DEVINE: well yeah, i think it has. the brock deal i guess became more important because, number one, it was made with the chicago cubs, with the rivalry between the two teams and the two cities. and so there's always that question of what the cubs think about the cardinals and devine because they stole lou brock. but we didn't steal him. you asked about the flood deal and i told you about hutchinson. the brock deal, we had been interested in him for two or three years because we liked his running speed as much as anything else. and when we found out during the season that we might be able to make a deal, i met with johnny keane, my manager at the time, and i said, "well it looks like we can now make the brock deal." he said "for whom?" and i said, "we gave them a list of several pitchers and told them to pick one off the list. they said they'd make the deal for ernie broglio." johnny keane looked at me and said: "what are we waiting for?" so that's the reason we made the brock deal. i mean we were ready to make it. we liked it. but johnny keane's "what are we waiting for" kind of pushed me into saying, well i'd better do it now.

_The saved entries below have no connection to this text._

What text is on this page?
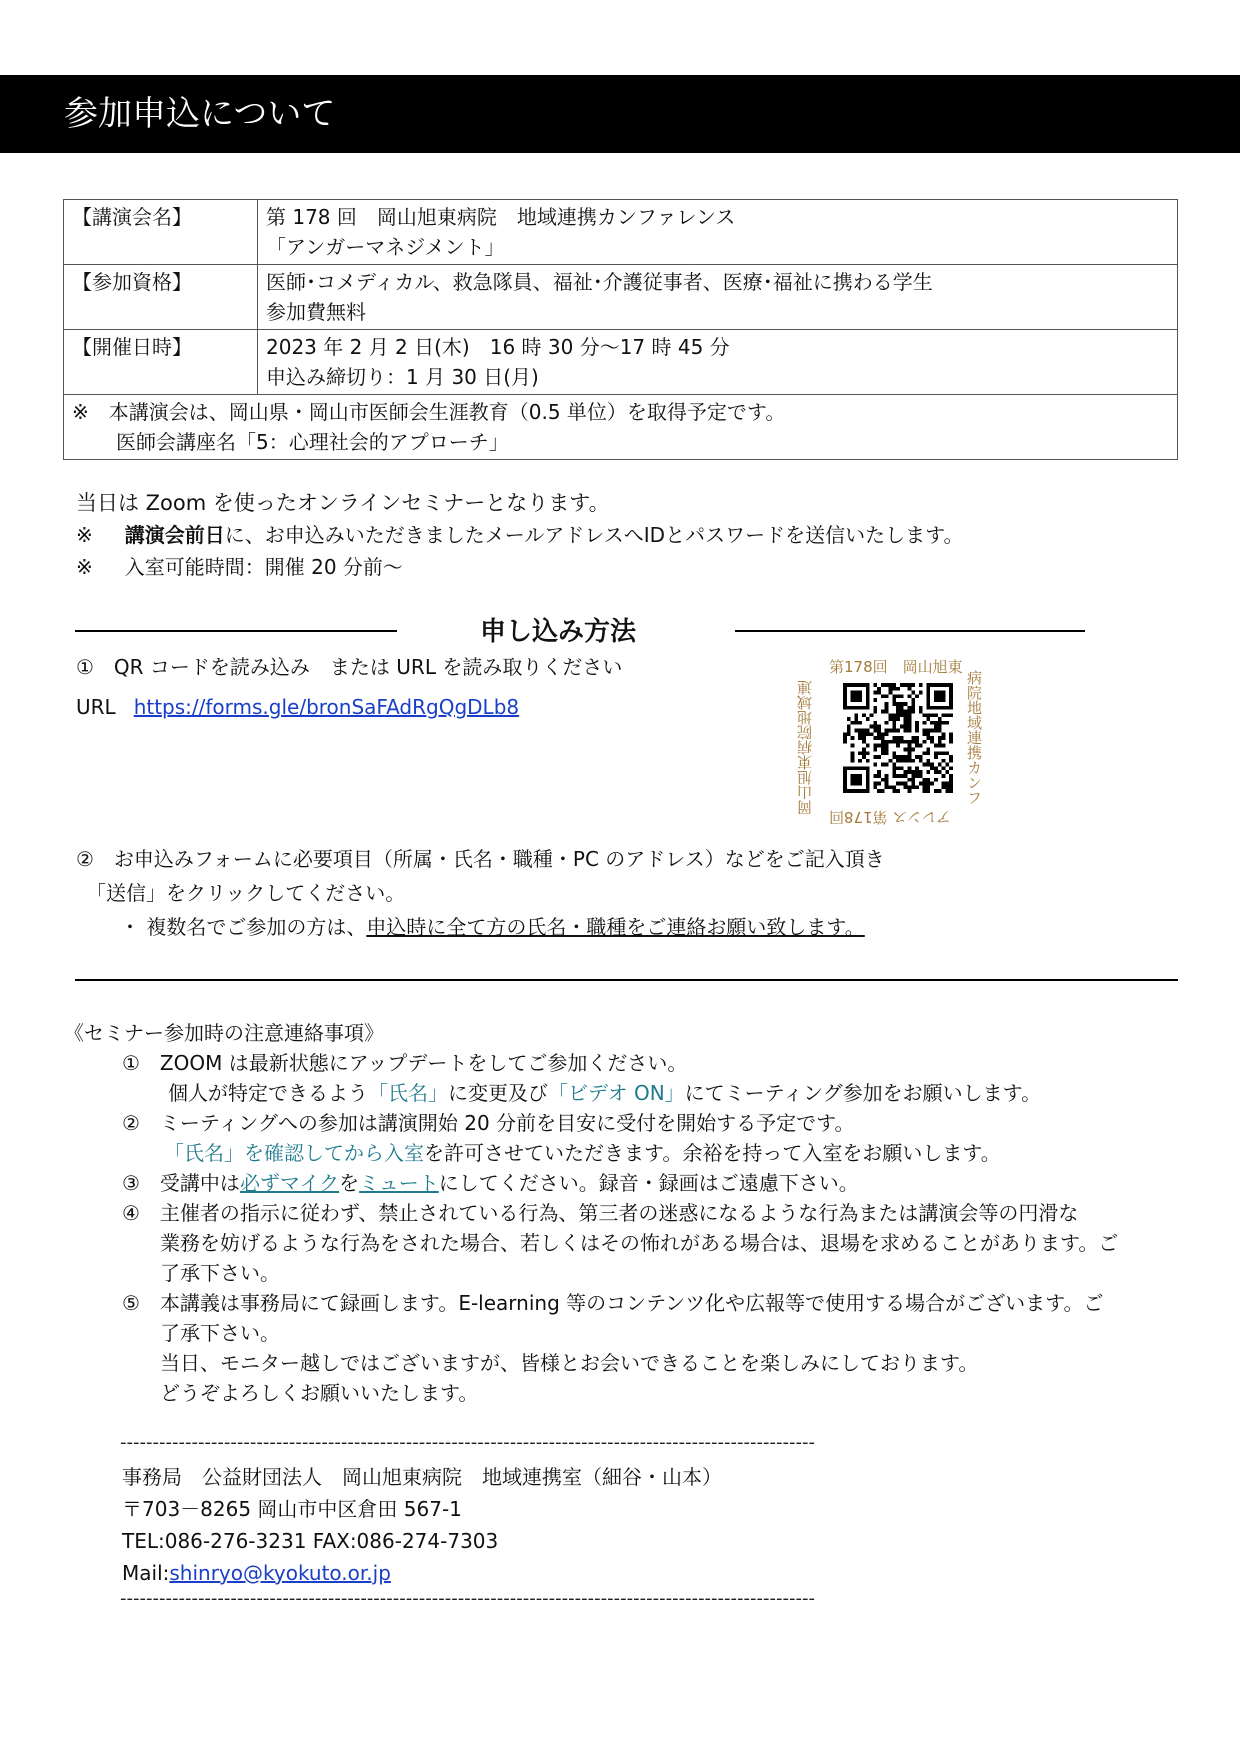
参加申込について
【講演会名】	第 178 回　岡山旭東病院　地域連携カンファレンス
「アンガーマネジメント」

【参加資格】	医師･コメディカル、救急隊員、福祉･介護従事者、医療･福祉に携わる学生
参加費無料

【開催日時】	2023 年 2 月 2 日(木)　16 時 30 分～17 時 45 分
申込み締切り：1 月 30 日(月)

※　本講演会は、岡山県・岡山市医師会生涯教育（0.5 単位）を取得予定です。
医師会講座名「5：心理社会的アプローチ」	
当日は Zoom を使ったオンラインセミナーとなります。
※ 講演会前日に、お申込みいただきましたメールアドレスへIDとパスワードを送信いたします。
※ 入室可能時間：開催 20 分前～
申し込み方法
①　QR コードを読み込み　または URL を読み取りください
URL https://forms.gle/bronSaFAdRgQgDLb8
第178回　岡山旭東
病院地域連携カンフ
アレンス 第178回
岡山旭東病院地域連
②　お申込みフォームに必要項目（所属・氏名・職種・PC のアドレス）などをご記入頂き
「送信」をクリックしてください。
・ 複数名でご参加の方は、申込時に全て方の氏名・職種をご連絡お願い致します。
《セミナー参加時の注意連絡事項》
①　ZOOM は最新状態にアップデートをしてご参加ください。
個人が特定できるよう「氏名」に変更及び「ビデオ ON」にてミーティング参加をお願いします。
②　ミーティングへの参加は講演開始 20 分前を目安に受付を開始する予定です。
「氏名」を確認してから入室を許可させていただきます。余裕を持って入室をお願いします。
③　受講中は必ずマイクをミュートにしてください。録音・録画はご遠慮下さい。
④　主催者の指示に従わず、禁止されている行為、第三者の迷惑になるような行為または講演会等の円滑な
業務を妨げるような行為をされた場合、若しくはその怖れがある場合は、退場を求めることがあります。ご
了承下さい。
⑤　本講義は事務局にて録画します。E-learning 等のコンテンツ化や広報等で使用する場合がございます。ご
了承下さい。
当日、モニター越しではございますが、皆様とお会いできることを楽しみにしております。
どうぞよろしくお願いいたします。
-----------------------------------------------------------------------------------------------------------
事務局　公益財団法人　岡山旭東病院　地域連携室（細谷・山本）
〒703－8265 岡山市中区倉田 567-1
TEL:086-276-3231 FAX:086-274-7303
Mail:shinryo@kyokuto.or.jp
-----------------------------------------------------------------------------------------------------------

another reason it became so important was because the team of '64 came from so far behind. they won the pennant and the world series the month after i was fired for the first time by mr. busch. that probably is the reason it gets so much attention, because it was such a major part of that reason we could come from ten games behind in august to win the pennant and the world series. [ED: the complete transaction: broglio, bobby shantz, and doug clemens for brock, jack spring, and paul toth on the trading deadline (june 15), 1964.]
VEB: notwithstanding the fact that gussie busch fired you twice, from a fan's perspective st. louis has had pretty good ownership for the last 50 years -- both the busch family and the owners that are in place now. do you have any thoughts about that?
DEVINE: you're certainly right. you picked out a very important part. the ownership is always so important, and it always been outstanding here and they just carry on a tradition. so when you talk about big market and small market teams and big salaries and lesser salaries and the change of the nature of the game -- the success of the cardinals down through the years has been so much related to their leadership and ownership. it's a very important point.
VEB: this is my last question. i've been watching baseball now for about 35 years, and i'm always learning new things about it. and i would imagine the same is true for you, even though you've been working in the game for 65 years and have seen it all. are there things you have learned about the game recently, particularly watching this cardinal team that has surprised and impressed us so much? are there new things you are learning even to this day?
DEVINE: well there's -- i think i always knew this, but i didn't realize how important it was down through the years until watching successful teams in maybe the last 15 or 20 years -- is how important it is to have a good relationship among the players. and i mean on the road and in the clubhouse, not just in the game itself. i think it's important to have some kind of a feeling of camaraderie, where each player is impressed with the others and all the players recognize the importance of all of them together as opposed to any one of them as individual. that's so important on a team, and i think it's usually what you find when you look back and think about what are the marks of a good team. and that, to me, is something i keep learning more about as time goes on.
VEB: that does seem to be a hallmark with this group of cardinals.
DEVINE: i think it is. i'm sure that's true with other winning teams; i don't think it's just the cardinals. but again, we're talking about something that comes down from the ownership, leadership, the loyalty of the fans, the general manager, the manager -- and when we mention all those things, they don't have anything to do really with what actually goes on on the playing field. not directly. but they can be a very important part of a team's success.